From the advent of television, we have been watching animal shows. They were invented in the era when America controlled the world, and we still watch them in the era when ‘nature itself’ seems to be at risk as a result. We consume the animals and at the same time we are fascinated by their lively movement, so identifiable with our own, similar to, but different from our neurological ordering. This seems deeply normal. But also it is a witnessing of something radically in crisis, perhaps explicitly hidden by our primal connection to living bodies in movement. Last year (2020), the meat packing plants of North America were themselves an apex point of cases in the Covid pandemic. In those factories migrant contract workers, refugees and recent immigrants are at the front line of feeding us, we who can de-connect from the process. Perhaps, if not modern-day slavery, this is evidence of the perennial shunting-off of the visceral and flagrant cost of comfortable living. Is ALL THIS too much to ask these art works to respond to? Again, the answer is yes, of course. I’m so sorry.

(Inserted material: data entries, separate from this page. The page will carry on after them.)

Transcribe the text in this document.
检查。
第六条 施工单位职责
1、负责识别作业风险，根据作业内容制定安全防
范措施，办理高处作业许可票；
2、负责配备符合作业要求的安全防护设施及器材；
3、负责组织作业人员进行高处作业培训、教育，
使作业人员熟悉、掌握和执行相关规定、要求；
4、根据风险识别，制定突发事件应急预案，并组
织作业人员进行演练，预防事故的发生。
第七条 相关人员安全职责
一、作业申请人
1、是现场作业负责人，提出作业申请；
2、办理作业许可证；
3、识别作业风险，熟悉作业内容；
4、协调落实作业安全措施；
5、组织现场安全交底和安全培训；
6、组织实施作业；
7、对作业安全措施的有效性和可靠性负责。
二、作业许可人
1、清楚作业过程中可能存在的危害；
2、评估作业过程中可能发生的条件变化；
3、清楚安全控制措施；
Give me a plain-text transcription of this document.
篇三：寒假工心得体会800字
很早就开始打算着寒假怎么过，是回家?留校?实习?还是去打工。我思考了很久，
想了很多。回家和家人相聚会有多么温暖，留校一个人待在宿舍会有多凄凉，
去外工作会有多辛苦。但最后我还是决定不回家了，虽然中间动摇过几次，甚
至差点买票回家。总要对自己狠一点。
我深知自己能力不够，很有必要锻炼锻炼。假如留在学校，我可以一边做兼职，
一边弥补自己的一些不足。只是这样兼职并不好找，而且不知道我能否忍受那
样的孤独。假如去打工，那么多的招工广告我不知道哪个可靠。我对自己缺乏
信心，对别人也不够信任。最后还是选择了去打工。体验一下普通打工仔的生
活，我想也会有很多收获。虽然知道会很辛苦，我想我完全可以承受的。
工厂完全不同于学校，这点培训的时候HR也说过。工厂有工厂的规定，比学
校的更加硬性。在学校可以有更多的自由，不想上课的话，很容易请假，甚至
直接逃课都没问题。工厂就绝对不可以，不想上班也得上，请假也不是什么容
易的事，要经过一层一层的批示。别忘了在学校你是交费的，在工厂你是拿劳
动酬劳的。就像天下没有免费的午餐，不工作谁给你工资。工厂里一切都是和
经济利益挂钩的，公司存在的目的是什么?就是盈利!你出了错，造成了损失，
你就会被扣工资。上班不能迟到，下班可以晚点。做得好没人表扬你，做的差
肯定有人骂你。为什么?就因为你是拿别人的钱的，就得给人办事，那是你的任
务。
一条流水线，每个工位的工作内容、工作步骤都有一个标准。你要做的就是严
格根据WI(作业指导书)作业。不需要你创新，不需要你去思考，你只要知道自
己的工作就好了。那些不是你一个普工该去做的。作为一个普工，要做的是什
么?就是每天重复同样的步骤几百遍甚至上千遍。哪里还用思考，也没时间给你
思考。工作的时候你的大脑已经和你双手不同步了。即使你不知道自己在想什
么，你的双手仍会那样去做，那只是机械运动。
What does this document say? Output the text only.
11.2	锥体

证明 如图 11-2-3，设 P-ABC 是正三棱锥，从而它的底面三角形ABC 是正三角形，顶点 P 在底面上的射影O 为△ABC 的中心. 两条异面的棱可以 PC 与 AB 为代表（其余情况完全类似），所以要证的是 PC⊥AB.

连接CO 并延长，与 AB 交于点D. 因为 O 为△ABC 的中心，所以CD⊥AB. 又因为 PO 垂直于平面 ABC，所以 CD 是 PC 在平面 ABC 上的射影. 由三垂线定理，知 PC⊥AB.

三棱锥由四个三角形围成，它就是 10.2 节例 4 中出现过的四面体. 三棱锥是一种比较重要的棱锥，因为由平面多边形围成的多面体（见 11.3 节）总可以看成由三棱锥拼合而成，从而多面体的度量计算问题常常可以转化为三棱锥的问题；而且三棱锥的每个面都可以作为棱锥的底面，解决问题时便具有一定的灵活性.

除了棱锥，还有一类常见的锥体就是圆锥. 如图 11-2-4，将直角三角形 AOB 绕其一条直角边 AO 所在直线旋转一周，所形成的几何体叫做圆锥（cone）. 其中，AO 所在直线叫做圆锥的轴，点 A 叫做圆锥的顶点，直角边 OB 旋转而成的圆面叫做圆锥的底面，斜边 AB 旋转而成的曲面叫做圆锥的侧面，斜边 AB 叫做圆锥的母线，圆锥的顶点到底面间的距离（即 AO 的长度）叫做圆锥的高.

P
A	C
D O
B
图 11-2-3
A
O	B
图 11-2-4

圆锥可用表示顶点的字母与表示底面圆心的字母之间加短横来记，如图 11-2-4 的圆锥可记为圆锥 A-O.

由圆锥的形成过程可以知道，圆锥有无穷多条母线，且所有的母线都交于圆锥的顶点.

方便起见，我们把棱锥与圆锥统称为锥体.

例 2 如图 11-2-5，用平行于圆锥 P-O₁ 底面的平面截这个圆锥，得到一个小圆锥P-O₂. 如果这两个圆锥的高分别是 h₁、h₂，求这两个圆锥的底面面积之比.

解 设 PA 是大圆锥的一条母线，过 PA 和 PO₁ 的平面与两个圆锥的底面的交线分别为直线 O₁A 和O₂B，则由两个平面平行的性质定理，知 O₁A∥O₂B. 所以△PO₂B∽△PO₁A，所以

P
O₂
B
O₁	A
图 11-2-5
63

But these works of seeing and not seeing are a special sorting out of the everyday – what is seen and what is not seen. These skins are a inseparable surface between (or is it ‘of’?) nature and culture – a membrane that the attentive and laborious gestures of Yan Miller’s artistic process of re-patterning seek to bring into the visible. They are a coping with the state of things and rehearsal-gestures for repatterning that condition.